I love my plants. My favorite indoor plant is a spider plant, but it is also the favorite plant of every single cat I have ever had. I decided this past summer to grab a tiny one while it was on sale and stick it in the window above the kitchen sink, thinking only one cat climbs counters and she couldn’t care less about touching plants.
Yeah, she left the spider and everything else alone, but someone else decided the counters were fair game after all the humans went to bed. After picking my spider plant out of the sink for the third time, I bought some plastic shelves that stick on windows via suction cups and now my spider is up and out of the way, safe from harm.
This house does not get a lot of light anywhere near where I have my plants. There’s a low wall between the living room and the kitchen/dining room and most everything lives there, including an avocado tree we are growing inside. I do have grow bulbs on the lamp closest to the plants, otherwise they’d never grow. Plus, not that I have red mangrove babies growing in the fish tank directly in front of those house plants, I have new lights hitting all of the above, mangroves and house plants, as well as avocado tree.

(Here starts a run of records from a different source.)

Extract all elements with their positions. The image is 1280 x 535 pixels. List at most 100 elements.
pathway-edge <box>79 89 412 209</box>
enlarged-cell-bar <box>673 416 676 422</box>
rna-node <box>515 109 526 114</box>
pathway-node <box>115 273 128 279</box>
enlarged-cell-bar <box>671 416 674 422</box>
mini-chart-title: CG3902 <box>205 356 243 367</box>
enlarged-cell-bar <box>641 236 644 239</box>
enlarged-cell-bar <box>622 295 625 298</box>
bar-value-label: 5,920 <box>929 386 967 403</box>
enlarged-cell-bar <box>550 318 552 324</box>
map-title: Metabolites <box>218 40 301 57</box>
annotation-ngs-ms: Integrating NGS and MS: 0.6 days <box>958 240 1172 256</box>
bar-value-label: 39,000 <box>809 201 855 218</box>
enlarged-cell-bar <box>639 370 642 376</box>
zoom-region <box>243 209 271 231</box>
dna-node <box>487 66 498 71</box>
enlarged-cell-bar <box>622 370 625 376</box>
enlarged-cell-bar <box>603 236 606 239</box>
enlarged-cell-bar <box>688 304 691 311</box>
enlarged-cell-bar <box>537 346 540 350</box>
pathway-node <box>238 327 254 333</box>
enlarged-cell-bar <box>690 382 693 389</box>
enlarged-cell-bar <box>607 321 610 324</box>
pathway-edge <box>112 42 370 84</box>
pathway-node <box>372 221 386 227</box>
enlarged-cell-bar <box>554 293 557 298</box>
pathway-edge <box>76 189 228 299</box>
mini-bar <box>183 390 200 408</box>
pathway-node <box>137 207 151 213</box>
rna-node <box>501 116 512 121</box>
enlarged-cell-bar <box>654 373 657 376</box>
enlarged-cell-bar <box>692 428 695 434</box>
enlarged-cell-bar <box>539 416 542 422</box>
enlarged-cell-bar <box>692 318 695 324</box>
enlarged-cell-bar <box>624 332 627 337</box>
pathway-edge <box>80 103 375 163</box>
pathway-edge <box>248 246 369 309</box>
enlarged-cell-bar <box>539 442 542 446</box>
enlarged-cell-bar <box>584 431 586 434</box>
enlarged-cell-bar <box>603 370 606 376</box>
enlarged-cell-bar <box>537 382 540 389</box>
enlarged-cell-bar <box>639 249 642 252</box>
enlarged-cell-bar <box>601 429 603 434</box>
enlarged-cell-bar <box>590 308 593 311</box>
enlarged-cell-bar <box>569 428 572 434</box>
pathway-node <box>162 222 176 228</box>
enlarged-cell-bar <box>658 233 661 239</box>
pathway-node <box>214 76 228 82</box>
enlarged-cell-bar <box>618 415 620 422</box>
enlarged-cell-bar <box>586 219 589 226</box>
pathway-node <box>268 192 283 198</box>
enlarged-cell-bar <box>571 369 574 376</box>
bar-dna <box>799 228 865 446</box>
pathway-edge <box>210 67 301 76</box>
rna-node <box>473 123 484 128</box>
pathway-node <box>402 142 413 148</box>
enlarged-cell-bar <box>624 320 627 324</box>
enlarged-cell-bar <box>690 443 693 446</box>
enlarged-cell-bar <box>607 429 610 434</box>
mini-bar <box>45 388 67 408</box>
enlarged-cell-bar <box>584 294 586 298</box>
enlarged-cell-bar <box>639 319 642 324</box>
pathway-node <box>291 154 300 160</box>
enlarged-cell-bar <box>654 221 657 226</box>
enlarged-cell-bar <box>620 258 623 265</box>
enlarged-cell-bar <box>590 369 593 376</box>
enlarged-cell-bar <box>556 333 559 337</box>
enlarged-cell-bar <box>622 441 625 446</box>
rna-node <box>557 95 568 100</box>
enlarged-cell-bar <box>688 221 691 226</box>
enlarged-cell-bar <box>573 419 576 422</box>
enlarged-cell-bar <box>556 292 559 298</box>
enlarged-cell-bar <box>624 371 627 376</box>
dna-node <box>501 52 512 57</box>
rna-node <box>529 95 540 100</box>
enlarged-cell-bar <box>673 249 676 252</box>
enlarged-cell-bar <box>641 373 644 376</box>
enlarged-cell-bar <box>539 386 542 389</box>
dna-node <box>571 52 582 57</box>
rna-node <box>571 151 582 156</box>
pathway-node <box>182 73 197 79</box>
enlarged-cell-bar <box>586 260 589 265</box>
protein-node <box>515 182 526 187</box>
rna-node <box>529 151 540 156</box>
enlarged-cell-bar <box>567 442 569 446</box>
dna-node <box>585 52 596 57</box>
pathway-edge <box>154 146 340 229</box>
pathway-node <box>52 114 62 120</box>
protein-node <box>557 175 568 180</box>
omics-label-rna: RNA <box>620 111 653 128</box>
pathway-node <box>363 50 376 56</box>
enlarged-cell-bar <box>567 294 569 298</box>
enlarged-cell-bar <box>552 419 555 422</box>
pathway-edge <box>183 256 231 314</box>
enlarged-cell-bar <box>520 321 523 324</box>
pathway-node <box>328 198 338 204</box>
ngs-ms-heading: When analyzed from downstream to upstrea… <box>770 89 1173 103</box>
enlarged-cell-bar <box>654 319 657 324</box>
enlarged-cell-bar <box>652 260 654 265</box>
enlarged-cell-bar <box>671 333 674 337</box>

I always worry about over-watering or under-watering my plants. Recently, we have yet again been inundated with gnats. My husband read up on things and decided to us some mosquito hoops soaked in a bottle of water to water the plants once a week for several weeks in order to stop the gnat reproductive cycle of any gnats hanging out in my plants.
After the first week, one plant died outright. Another plant is hanging on by a couple stems. Every plant looked forlorn and unloved after that first week. Did he over-water them? Was the bacteria in the mosquito disks too much for my plants? I have no idea.
I bought a plant spray, specific for indoor and outdoor plants, safe around pets, plants, and kids, and have been using that since week two. Everyone but two plants are now looking happier and healthier. One was a rescue that had never really bounced back after saving; the other is the one that got sick from the initial dose of mosquito ring water. The first one that died was a seedling my son has been trying to grow. That one moved on, but today I noticed another seed in the same planter has sprouted and is trying to survive. Fingers crossed.
So, back to, how did my plants stress me out during July?
I was so worried that more than the two plants would die and I would be back to square one with my houseplants.
I worried about would they need watering while I was too sick, too exhausted, too overwhelmed to do anything about it.
I worried that if I fought through pain and fugue state and everything else to water them I would either drown them or not give them enough.
Ya know, my usual, but when I am already in a state where I am barely coping, everything is magnified.
I love my plants. I wish I could keep more, but with the cats, that’s not possible yet. I live in hope of one day being able to do so. I will dote on the ones I have now until then. And plant like mad outside as well.